Menu

Dipakai Untuk Kepentingan Pribadi , Kepala BPBD Siak Resmi Ditetapkan Sebagai Tersangka Korupsi Ro 1,1 Milyar

Lina 18 May 2024, 07:28
Kepala BPBD Siak Resmi Ditetapkan Sebagai Tersangka Korupsi Ro 1,1 Milyar 
Kepala BPBD Siak Resmi Ditetapkan Sebagai Tersangka Korupsi Ro 1,1 Milyar 

RIAU24.COM - SIAK---- Perkembangan Penanganan Perkara Dugaan Tindak Pidana Korupsi Penyalahgunaan Dana Penanggulangan Bencana pada Badan Penanggulangan Bencana Daerah (BPBD) Kabupaten Siak 

Tahun Anggaran 2022.

Setelah menemukan 2 (dua) alat bukti yang sah, Tim Jaksa Penyidik Kejaksaan Negeri Siak (Kejari Siak) menetapkan KHD selaku Kepala Pelaksana Badan Penanggulangan Bencana Daerah (BPBD) Kabupaten Siak periode Maret 2022 s/d sekarang sebagai tersangka dalam perkara Dugaan Tindak Pidana Korupsi Penyalahgunaan Dana Penanggulangan Bencana pada Badan Penanggulangan Bencana Daerah (BPBD) Kabupaten Siak Tahun Anggaran 2022 yang sebelumnya KHD telah diperiksa sebagai Saksi di Kantor Kejaksaan Negeri Siak. (17/05/2024)

Dalam dugaan Tindak Pidana Korupsi ini, Tim Jaksa Penyidik Kejari Siak telah menemukan perbuatan melawan hukum yang dilakukan Tersangka KHD selaku Kepala Pelaksana Badan Penanggulangan Bencana Daerah (BPBD) Kabupaten Siak yakni dengan cara mengarahkan Saksi NS selaku Bendahara Pengeluaran untuk menyisihkan dan mengumpulkan uang dari seluruh kegiatan Penanggulangan Bencana Daerah Kab. Siak pada tahun 2022 untuk kepentingan pribadi tersangka KHD dan tersangka KHD melakukan permufakatan jahat dalam kegiatan Pengadaan Barang/Jasa di tahun 2022 selanjutnya keuntungan tersebut digunakan untuk kepentingan pribadi saudara KHD padahal seharusnya penggunaan dana tersebut diperuntukkan untuk kegiatan-kegiatan berdampak langsung kepada masyarakat Kabupaten Siak yang sedang mengalami bencana, namun dana tersebut justru digunakan untuk kepentingan pribadi.

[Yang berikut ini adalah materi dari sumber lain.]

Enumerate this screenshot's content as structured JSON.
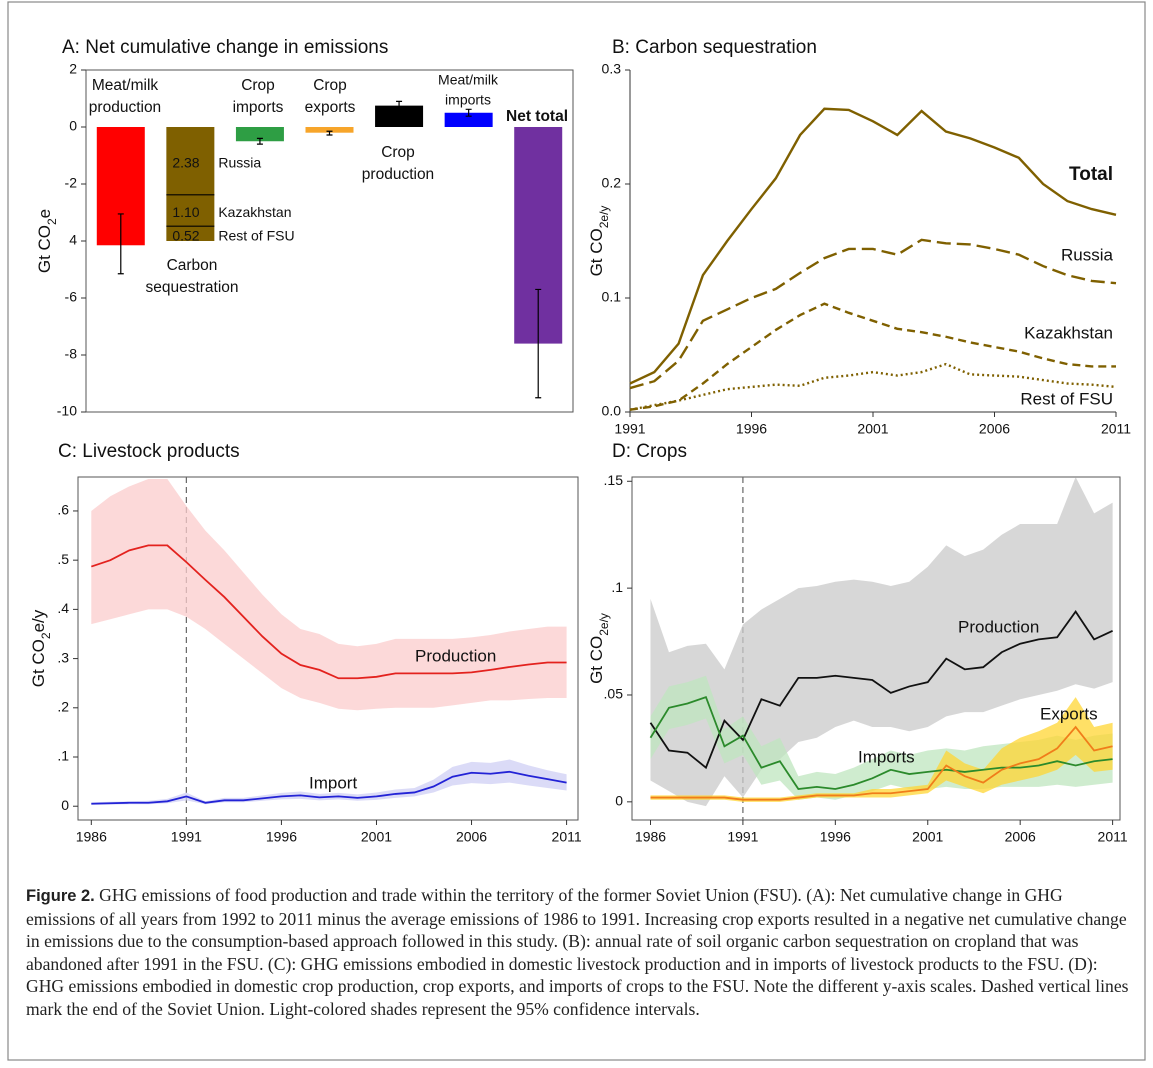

Atas perbuatan Tersangka KHD yang tidak mampu mempertanggung jawabkan pencairan sesuai peruntukannya, negara telah dirugikan sebesar Rp. 1.109.844.681,39  (Satu Miliar Seratus Sembilan Juta Delapan Ratus Empat Puluh Empat Ribu Enam Ratus Delapan Puluh Satu Rupiah Tiga Puluh Sembilan Sen) berdasarkan laporan hasil audit dalam rangka perhitungan kerugian keuangan negara oleh  Inspektorat Kabupaten Siak.

Tersangka KHD disangkakan telah melanggar Pasal 2 Ayat (1) Jo. Pasal 3 Jo. Pasal 18 Ayat (1) huruf a, huruf b dan Ayat (2) Undang – Undang Republik Indonesia Nomor 31 Tahun 1999 Tentang Pemberantasan Tindak Pidana Korupsi sebagaimana diubah dan ditambah dengan Undang – Undang Republik Indonesia Nomor 20 Tahun 2001 tentang Perubahan atas Undang – Undang Republik Indonesia Nomor 31 tahun 1999 Tentang Pemberantasan Tindak Pidana Korupsi Jo Pasal 55 Ayat (1) Ke-1 KUHPidana.